Che coltivare un orto sia forse coltivare il mondo e che innaffiare un ciclamino sia un atto di resistenza sentimentale, un dire io sono qui, ora, e mi prendo cura.


sabato 3 dicembre 2011

Oh che bei, o della gratuità.

Ad Adriana Zarri era tanto che non mi capitava di pensare. Poi, una serie di coincidenze mi ha portato a riaprire il libro di Einaudi con questa bellissima fotografia e a cercare uno dei tanti discorsi che lo attraversano come un filo di ricamo.
Adriana Zarri, morta l'anno scorso a 91 anni, era un'eremita, cattolica disubbidiente, intellettuale disallineata rispetto a qualsiasi linea, editorialista del Manifesto e instancabile combattente, contadina e nobile, amante dei gatti, dei giardini e dei conigli, e forse mai abbastanza umile per potersi definire francescana.
Le  pagine, in cui descrive la sua scelta e racconta dell'adorata cascina del torinese, dove in completa solitidine si dedicava in ordine sparso e variabile all'orto, alla preghiera, alla scrittura e agli animali, non sono semplici e non sempre consolanti. Ho uno ricordo irrequieto peraltro di quella lettura, come una sorta di disagio mescolato ad ammirazione e a tratti invidia, e sempre una specie di tensione che non so molto spiegare.
Ma al di là dell'ascetismo e del silenzio, a risuonare più forte e più a lungo dentro di me, le meravigliose descrizioni dei cesti dell'orto e quella definizione così lucida e poetica dell'estetica dei poveri, che la signora Zarri chiama gratuità:

"non c'è casa di contadino che non abbia i suoi fiori. Accanto alle coltivazioni "utili" e produttive dell'orto, c'è sempre l'angolo della gratuità: le "inutili" rose, i gerani, le dalie, i crisantemi...
Mi ha sempre fatto tenerezza la gratuità dei poveri: gente dall'esistenza dura, faticosa, dal lavoro assorbente: si direbbe che abbia poco tempo e anche poca disponibilità interiore per certi "lussi" improduttivi; e invece no. [...] le sue gratuità se le concede. Non ci indugia molto e quasi non ne parla: bisogna scovarle in un angolo dell'orto o spiarle, dalle sue parole, in lampi rapidissimi. Come quando Giacomo, davanti a una fioritura o a una conigliata, si illumina tutto di stupore ed esclama gioioso: Oh che bei"(pag.101).

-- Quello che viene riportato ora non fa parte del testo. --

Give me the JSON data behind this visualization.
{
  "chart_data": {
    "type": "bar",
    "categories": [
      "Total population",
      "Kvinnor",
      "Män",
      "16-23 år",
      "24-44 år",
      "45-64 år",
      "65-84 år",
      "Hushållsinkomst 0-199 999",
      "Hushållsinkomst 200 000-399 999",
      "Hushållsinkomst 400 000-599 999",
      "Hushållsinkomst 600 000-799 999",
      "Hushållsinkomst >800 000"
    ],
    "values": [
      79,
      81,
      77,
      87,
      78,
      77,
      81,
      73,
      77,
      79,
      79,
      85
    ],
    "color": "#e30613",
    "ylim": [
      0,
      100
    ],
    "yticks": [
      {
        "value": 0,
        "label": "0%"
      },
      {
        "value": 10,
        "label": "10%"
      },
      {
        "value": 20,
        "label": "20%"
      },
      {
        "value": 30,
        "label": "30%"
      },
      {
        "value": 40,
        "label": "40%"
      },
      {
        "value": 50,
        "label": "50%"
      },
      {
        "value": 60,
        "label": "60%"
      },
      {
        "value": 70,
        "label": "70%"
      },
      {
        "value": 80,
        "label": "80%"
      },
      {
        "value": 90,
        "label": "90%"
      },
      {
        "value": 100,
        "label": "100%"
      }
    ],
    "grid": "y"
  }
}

Grazie mille a Lidia Zitara per i "giardini poveri" e per lo sguardo, e per la possibilità che mi ha dato di tornare su queste righe.

2 commenti:

paola ha detto...

ciao!
Parole perfette per la mia foto,hai raccontato con parole quello che ci "visto"io:)
L'altro giorno in biblioteca mi son trovata davanti questo libro e lo sto leggendo,anche questo è una bella scoperta!

giulia capotorto ha detto...

La tua foto "parla", bastava trascrivere :-). Sono felice che tu abbia incontrato Adriana Zarri. Poi mi dirai.